“Mortars, Heavy Equipment, and Books” could easily be added to the subtitle of Snakes, Rain and the Tet Offensive: War Stories With Photos by William Ingalls (War of Words, 271 pp., $90), a remarkable recollection of the author’s 1967-68 Vietnam War tour of duty.
Ingalls’ first day with the 362nd Combat Engineers was also the first time he had done “more than turn the key in a road grader,” he writes. “Each day was a learning process.” The unit spent five months in the shadow of Nui Ba Den (Black Virgin Mountain), expanding Tay Ninh Base: building roads, helipads, bunkers, and hootches. The Viet Cong were entrenched on the mountain so mortar and rocket attacks were a constant threat.
Ingalls freely expressed his antiwar opinions, but he also was dedicated to his work and took pride in the well-built culverts and base construction projects he worked on. When he was selected as his company’s Soldier of the Month, the officers and NCOs asked for his opinions on the war. “Just following orders didn’t work for the Germans and Japanese,” Ingalls replied, “so why should it work for me?” The Soldier of the Month award was withdrawn.
Ingalls made good use of his downtime, shooting some three hundred slides of daily life on the base, including photos of the showers, mess halls, hootches, and bunkers and the occasional makeshift brothel or store.
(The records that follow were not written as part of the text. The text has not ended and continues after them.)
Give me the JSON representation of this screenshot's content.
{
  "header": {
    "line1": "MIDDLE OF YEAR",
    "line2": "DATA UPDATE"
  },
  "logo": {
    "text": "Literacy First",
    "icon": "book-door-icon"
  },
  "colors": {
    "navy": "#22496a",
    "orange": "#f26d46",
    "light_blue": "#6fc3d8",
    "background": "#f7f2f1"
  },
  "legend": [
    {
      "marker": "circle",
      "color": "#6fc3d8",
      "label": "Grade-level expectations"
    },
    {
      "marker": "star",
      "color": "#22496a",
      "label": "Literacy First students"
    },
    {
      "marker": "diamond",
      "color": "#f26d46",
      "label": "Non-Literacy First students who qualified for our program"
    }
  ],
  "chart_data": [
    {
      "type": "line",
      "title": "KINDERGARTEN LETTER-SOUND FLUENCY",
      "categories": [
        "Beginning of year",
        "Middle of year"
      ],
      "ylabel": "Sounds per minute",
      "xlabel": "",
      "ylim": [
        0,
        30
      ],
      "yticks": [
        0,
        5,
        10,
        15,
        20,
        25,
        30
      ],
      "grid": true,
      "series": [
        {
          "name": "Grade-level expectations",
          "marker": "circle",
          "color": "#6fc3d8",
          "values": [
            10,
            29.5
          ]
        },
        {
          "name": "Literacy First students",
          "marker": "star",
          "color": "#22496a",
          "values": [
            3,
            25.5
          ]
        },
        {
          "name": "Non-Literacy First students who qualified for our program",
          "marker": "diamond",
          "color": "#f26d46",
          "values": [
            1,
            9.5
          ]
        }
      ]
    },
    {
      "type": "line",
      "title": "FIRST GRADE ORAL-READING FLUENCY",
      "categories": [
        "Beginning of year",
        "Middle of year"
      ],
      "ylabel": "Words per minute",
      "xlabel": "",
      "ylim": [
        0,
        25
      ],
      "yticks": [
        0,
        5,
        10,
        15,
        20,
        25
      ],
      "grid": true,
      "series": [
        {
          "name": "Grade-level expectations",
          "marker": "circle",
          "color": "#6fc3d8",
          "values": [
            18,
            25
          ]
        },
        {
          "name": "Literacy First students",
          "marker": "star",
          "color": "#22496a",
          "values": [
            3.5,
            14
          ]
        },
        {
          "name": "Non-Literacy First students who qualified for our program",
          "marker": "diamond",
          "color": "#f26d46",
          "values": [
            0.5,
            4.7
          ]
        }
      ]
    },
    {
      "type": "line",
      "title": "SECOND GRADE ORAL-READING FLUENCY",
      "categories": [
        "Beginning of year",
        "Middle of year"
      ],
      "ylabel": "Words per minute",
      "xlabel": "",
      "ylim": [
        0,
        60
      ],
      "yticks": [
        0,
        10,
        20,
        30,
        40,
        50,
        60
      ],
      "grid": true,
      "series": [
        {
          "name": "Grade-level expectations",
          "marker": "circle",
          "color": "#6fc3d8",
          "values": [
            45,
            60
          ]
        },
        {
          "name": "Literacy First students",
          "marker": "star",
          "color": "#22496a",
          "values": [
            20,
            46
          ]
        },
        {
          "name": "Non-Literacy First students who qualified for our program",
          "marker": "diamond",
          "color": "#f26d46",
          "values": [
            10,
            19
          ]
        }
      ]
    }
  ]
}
He read Hemingway, Kafka, T S. Eliot, e e cummings, Rod McKuen, and others in his grader cab during work breaks.
During Ingalls’ sixth month in country the company was relocated to what he calls “The Cambodian Adventure,” building a Special Forces base camp on the border “directly in front of the Ho Chi Minh Trail.” Disobeying a sergeant’s order to go to the aid of some men wounded in an ambush saved Ingalls’ life. He refused, citing an Army regulation never to abandon your equipment.A group of engineers “drove down to the ambush site, and were all promptly killed,” Ingalls writes. “Thirteen guys gone, just like that.”
He credits his first wife Faith for sending his “Communist East German EXA-1″ camera to him in Vietnam, enabling him to produce a photographic record that Ingalls likens to Mathew Brady’s work in the American Civil War.His wife saved all the slides in a shoe box.
The quality of the images ranges from hastily shot photos to carefully captured ones, such as nighttime explosions and tracer trails.
Bill Ingalls’ MOS was 62E-20 (Road Grader Operator). With this work, he has added Photojournalist to his resume.